Embora a população brasileira seja em sua esmagadora maioria altamente conservadora e contrária ao aborto, há forte movimento em prol da liberação dessa conduta, com consequências jurídicas diretas e indiretas. Isso ocorre porque a grande massa majoritária é amorfa e desarticulada, ao passo que os movimentos contrários são organizados e articulados com grande eficiência, ganhando a mídia e repercussão. É como se um anão com voz tonitruante dominasse um gigante mudo e paralítico. Daí advém o risco paradoxal numa democracia que é o da imposição de uma “ditadura das minorias”.

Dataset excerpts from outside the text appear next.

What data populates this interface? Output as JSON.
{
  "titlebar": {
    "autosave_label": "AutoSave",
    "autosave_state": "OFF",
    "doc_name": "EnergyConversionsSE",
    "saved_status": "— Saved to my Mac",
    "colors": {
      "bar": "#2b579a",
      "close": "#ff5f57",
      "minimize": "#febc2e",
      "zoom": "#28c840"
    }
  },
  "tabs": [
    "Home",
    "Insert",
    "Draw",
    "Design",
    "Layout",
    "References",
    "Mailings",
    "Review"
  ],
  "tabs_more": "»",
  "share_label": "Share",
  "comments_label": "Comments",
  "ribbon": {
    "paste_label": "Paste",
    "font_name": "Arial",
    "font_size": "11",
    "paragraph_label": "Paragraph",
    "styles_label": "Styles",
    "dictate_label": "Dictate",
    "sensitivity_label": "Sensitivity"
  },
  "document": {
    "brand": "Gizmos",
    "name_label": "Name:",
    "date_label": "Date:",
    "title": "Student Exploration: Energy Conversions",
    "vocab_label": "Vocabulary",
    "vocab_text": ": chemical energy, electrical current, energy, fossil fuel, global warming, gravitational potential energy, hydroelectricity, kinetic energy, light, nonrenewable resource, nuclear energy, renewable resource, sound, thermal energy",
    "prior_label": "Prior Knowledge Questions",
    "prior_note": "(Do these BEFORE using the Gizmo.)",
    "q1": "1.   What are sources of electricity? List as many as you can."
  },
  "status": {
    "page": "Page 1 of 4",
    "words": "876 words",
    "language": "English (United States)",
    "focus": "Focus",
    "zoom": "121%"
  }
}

É cristalino que o argumento para a criminalização do aborto está centrado no bem jurídico vida humana que merece proteção, desde sua previsão constitucional básica até a regulamentação em tratados internacionais como o Pacto de São José da Costa Rica, firmado pelo Brasil, onde a vida humana é protegida “desde a concepção”.
Doutra banda exsurgem os argumentos feministas, por exemplo, apontando o abortamento como um suposto “direito da mulher à livre disposição do próprio corpo”, olvidando-se que a mulher no aborto não dispõe do próprio corpo, mas de outro corpo (o do concepto).
Há ainda argumentos para a descriminalização que pretensamente se apoiam em teses criminológicas e sociológicas, sem necessariamente assumirem uma defesa da conduta sob o ângulo moral.
Um deles é o argumento do minimalismo penal, segundo o qual somente condutas universalmente consideradas como crime deveriam ser criminalizadas. Como o abortamento é permitido em muitos países, deveria ser objeto de descriminalização. A falácia está no fato de que a universalidade é um critério falho e inseguro que não permitiria nem sequer a criminalização do homicídio, já que há sociedades primitivas em que este é permitido ou ao menos ritualizado. [1] Inclusive a chamada “cifra negra”, ou seja, a diferença entre a criminalização primária (previsão legal do crime) e a criminalização secundária (efetiva aplicação da lei) é também enorme em muitos outros tipos, inclusive no homicídio.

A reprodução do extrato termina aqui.